Yes, with CMA, it could be more guaranteed and fast enough with little
tweaking. Currently, CMA is too slow due to below IPI overheads.

1. set_migratetype_isolate does drain_all_pages for every pageblock.
2. __aloc_contig_migrate_range does migrate_prep
3. alloc_contig_range does lru_add_drain_all.

Thus, if we need to increase frequency of call as your suggestion,
the set up overhead is also scaling up depending on the size.
Such overhead makes sense if caller requests big contiguous memory
but it's too much for normal high-order allocations.

Maybe, we might optimize those call sites to reduce or/remove
frequency of those IPI call smarter way but that would need to deal
with success ratio vs fastness dance in the end.

Another concern to use existing cma API is it's trying to make
allocation successful at the cost of latency. For example, waiting
a page writeback.

That's the this new sematic API comes from for compromise since I believe
we need some way to separate original CMA alloc(biased to be guaranteed
but slower) with this new API(biased to be fast but less guaranteed).

Is there any idea to work without existing cma API tweaking?

> 
> > 
> >> b) Why does it need that many order-4 pages?
> > 
> > It's HW requirement.
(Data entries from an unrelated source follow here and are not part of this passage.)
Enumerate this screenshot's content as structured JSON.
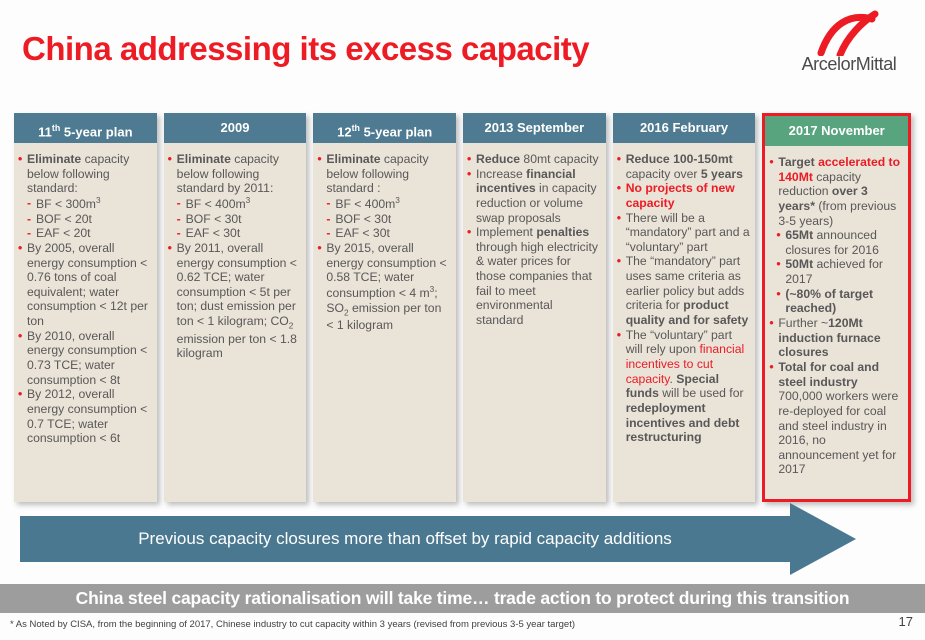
{
  "slide": {
    "title": "China addressing its excess capacity",
    "logo_text": "ArcelorMittal",
    "arrow_banner": "Previous capacity closures more than offset by rapid capacity additions",
    "bottom_banner": "China steel capacity rationalisation will take time… trade action to protect during this transition",
    "footnote": "* As Noted by CISA, from the beginning of 2017, Chinese industry to cut capacity within 3 years (revised from previous 3-5 year target)",
    "page_number": "17"
  },
  "colors": {
    "accent_red": "#ed1c24",
    "header_teal": "#4e7b91",
    "header_green": "#58a47f",
    "column_body": "#e9e3d8",
    "body_text": "#595757",
    "arrow_teal": "#4a7890",
    "banner_gray": "#9d9d9d"
  },
  "columns": [
    {
      "id": "11th-5-year-plan",
      "highlight": false,
      "header": [
        {
          "t": "11"
        },
        {
          "t": "th",
          "sup": true
        },
        {
          "t": " 5-year plan"
        }
      ],
      "items": [
        {
          "marker": "dot",
          "indent": 0,
          "segments": [
            {
              "t": "Eliminate",
              "b": true
            },
            {
              "t": " capacity below following standard:"
            }
          ]
        },
        {
          "marker": "dash",
          "indent": 0,
          "segments": [
            {
              "t": "BF < 300m"
            },
            {
              "t": "3",
              "sup": true
            }
          ]
        },
        {
          "marker": "dash",
          "indent": 0,
          "segments": [
            {
              "t": "BOF < 20t"
            }
          ]
        },
        {
          "marker": "dash",
          "indent": 0,
          "segments": [
            {
              "t": "EAF < 20t"
            }
          ]
        },
        {
          "marker": "dot",
          "indent": 0,
          "segments": [
            {
              "t": " By 2005, overall energy consumption < 0.76 tons of coal equivalent; water consumption < 12t per ton"
            }
          ]
        },
        {
          "marker": "dot",
          "indent": 0,
          "segments": [
            {
              "t": "By 2010, overall energy consumption < 0.73 TCE; water consumption < 8t"
            }
          ]
        },
        {
          "marker": "dot",
          "indent": 0,
          "segments": [
            {
              "t": "By 2012, overall energy consumption < 0.7 TCE; water consumption  < 6t"
            }
          ]
        }
      ]
    },
    {
      "id": "2009",
      "highlight": false,
      "header": [
        {
          "t": "2009"
        }
      ],
      "items": [
        {
          "marker": "dot",
          "indent": 0,
          "segments": [
            {
              "t": "Eliminate",
              "b": true
            },
            {
              "t": " capacity below following standard by 2011:"
            }
          ]
        },
        {
          "marker": "dash",
          "indent": 0,
          "segments": [
            {
              "t": "BF < 400m"
            },
            {
              "t": "3",
              "sup": true
            }
          ]
        },
        {
          "marker": "dash",
          "indent": 0,
          "segments": [
            {
              "t": "BOF < 30t"
            }
          ]
        },
        {
          "marker": "dash",
          "indent": 0,
          "segments": [
            {
              "t": "EAF < 30t"
            }
          ]
        },
        {
          "marker": "dot",
          "indent": 0,
          "segments": [
            {
              "t": " By 2011, overall energy consumption < 0.62 TCE; water consumption < 5t per ton; dust emission per ton < 1 kilogram; CO"
            },
            {
              "t": "2",
              "sub": true
            },
            {
              "t": " emission per ton < 1.8 kilogram"
            }
          ]
        }
      ]
    },
    {
      "id": "12th-5-year-plan",
      "highlight": false,
      "header": [
        {
          "t": "12"
        },
        {
          "t": "th",
          "sup": true
        },
        {
          "t": " 5-year plan"
        }
      ],
      "items": [
        {
          "marker": "dot",
          "indent": 0,
          "segments": [
            {
              "t": "Eliminate",
              "b": true
            },
            {
              "t": " capacity below following standard :"
            }
          ]
        },
        {
          "marker": "dash",
          "indent": 0,
          "segments": [
            {
              "t": "BF < 400m"
            },
            {
              "t": "3",
              "sup": true
            }
          ]
        },
        {
          "marker": "dash",
          "indent": 0,
          "segments": [
            {
              "t": "BOF < 30t"
            }
          ]
        },
        {
          "marker": "dash",
          "indent": 0,
          "segments": [
            {
              "t": "EAF < 30t"
            }
          ]
        },
        {
          "marker": "dot",
          "indent": 0,
          "segments": [
            {
              "t": "By 2015, overall energy consumption < 0.58 TCE; water consumption < 4 m"
            },
            {
              "t": "3",
              "sup": true
            },
            {
              "t": "; SO"
            },
            {
              "t": "2",
              "sub": true
            },
            {
              "t": " emission per ton < 1 kilogram"
            }
          ]
        }
      ]
    },
    {
      "id": "2013-september",
      "highlight": false,
      "header": [
        {
          "t": "2013 September"
        }
      ],
      "items": [
        {
          "marker": "dot",
          "indent": 0,
          "segments": [
            {
              "t": "Reduce",
              "b": true
            },
            {
              "t": " 80mt capacity"
            }
          ]
        },
        {
          "marker": "dot",
          "indent": 0,
          "segments": [
            {
              "t": "Increase "
            },
            {
              "t": "financial incentives",
              "b": true
            },
            {
              "t": " in capacity reduction or volume swap proposals"
            }
          ]
        },
        {
          "marker": "dot",
          "indent": 0,
          "segments": [
            {
              "t": "Implement "
            },
            {
              "t": "penalties",
              "b": true
            },
            {
              "t": " through high electricity & water prices for those companies that fail to meet environmental standard"
            }
          ]
        }
      ]
    },
    {
      "id": "2016-february",
      "highlight": false,
      "header": [
        {
          "t": "2016 February"
        }
      ],
      "items": [
        {
          "marker": "dot",
          "indent": 0,
          "segments": [
            {
              "t": "Reduce 100-150mt",
              "b": true
            },
            {
              "t": " capacity over "
            },
            {
              "t": "5 years",
              "b": true
            }
          ]
        },
        {
          "marker": "dot",
          "indent": 0,
          "segments": [
            {
              "t": "No projects of new capacity",
              "b": true,
              "r": true
            }
          ]
        },
        {
          "marker": "dot",
          "indent": 0,
          "segments": [
            {
              "t": "There will be a “mandatory” part and a “voluntary” part"
            }
          ]
        },
        {
          "marker": "dot",
          "indent": 0,
          "segments": [
            {
              "t": "The “mandatory” part uses same criteria as earlier policy but adds criteria for "
            },
            {
              "t": "product quality and for safety",
              "b": true
            }
          ]
        },
        {
          "marker": "dot",
          "indent": 0,
          "segments": [
            {
              "t": "The “voluntary” part will rely upon "
            },
            {
              "t": "financial incentives to cut capacity",
              "r": true
            },
            {
              "t": ". "
            },
            {
              "t": "Special funds",
              "b": true
            },
            {
              "t": " will be used for "
            },
            {
              "t": "redeployment incentives and debt restructuring",
              "b": true
            }
          ]
        }
      ]
    },
    {
      "id": "2017-november",
      "highlight": true,
      "header": [
        {
          "t": "2017 November"
        }
      ],
      "items": [
        {
          "marker": "dot",
          "indent": 0,
          "segments": [
            {
              "t": "Target ",
              "b": true
            },
            {
              "t": "accelerated to 140Mt",
              "b": true,
              "r": true
            },
            {
              "t": " capacity reduction "
            },
            {
              "t": "over 3 years*",
              "b": true
            },
            {
              "t": " (from previous 3-5 years)"
            }
          ]
        },
        {
          "marker": "dot",
          "indent": 1,
          "segments": [
            {
              "t": "65Mt",
              "b": true
            },
            {
              "t": " announced closures for 2016"
            }
          ]
        },
        {
          "marker": "dot",
          "indent": 1,
          "segments": [
            {
              "t": "50Mt",
              "b": true
            },
            {
              "t": " achieved for 2017"
            }
          ]
        },
        {
          "marker": "dot",
          "indent": 1,
          "segments": [
            {
              "t": "(~80% of target reached)",
              "b": true
            }
          ]
        },
        {
          "marker": "dot",
          "indent": 0,
          "segments": [
            {
              "t": "Further ~"
            },
            {
              "t": "120Mt induction furnace closures",
              "b": true
            }
          ]
        },
        {
          "marker": "dot",
          "indent": 0,
          "segments": [
            {
              "t": "Total for coal and steel industry",
              "b": true
            },
            {
              "t": " 700,000 workers were re-deployed for coal and steel industry in 2016, no announcement yet for 2017"
            }
          ]
        }
      ]
    }
  ]
}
I couldn't say much about that.
> 
> Hm.
> 
> > 
> >> c) How dynamic is the device need at runtime?
> > 
> > Whenever the application launched. It depends on user's usage pattern.
> > 
> >> d) Would it be reasonable in your setup to mark a CMA region in a way
> >> such that it will never be used for other (movable) allocations,
> > 
> > I don't get your point. If we don't want the area to used up for
> > other movable allocation, why should we use it as CMA first?
> > It sounds like reserved memory and just wasted the memory.
> 
> Right, it's just very hard to get what you are trying to achieve without
> the actual user at hand.
> 
> For example, will the pages you allocate be movable? Does the device
> allow for that? If not, then the MOVABLE zone is usually not valid
> (similar to gigantic pages not being allocated from the MOVABLE zone).
> So your stuck with the NORMAL zone or CMA. Especially for the NORMAL
> zone, alloc_contig_range() is currently not prepared to properly handle
> sub-MAX_ORDER - 1 ranges. If any involved pageblock contains an
> unmovable page, the allcoation will fail (see pageblock isolation /
> has_unmovable_pages()). So CMA would be your only option.

Those page are not migrable so I agree here CMA would be only option.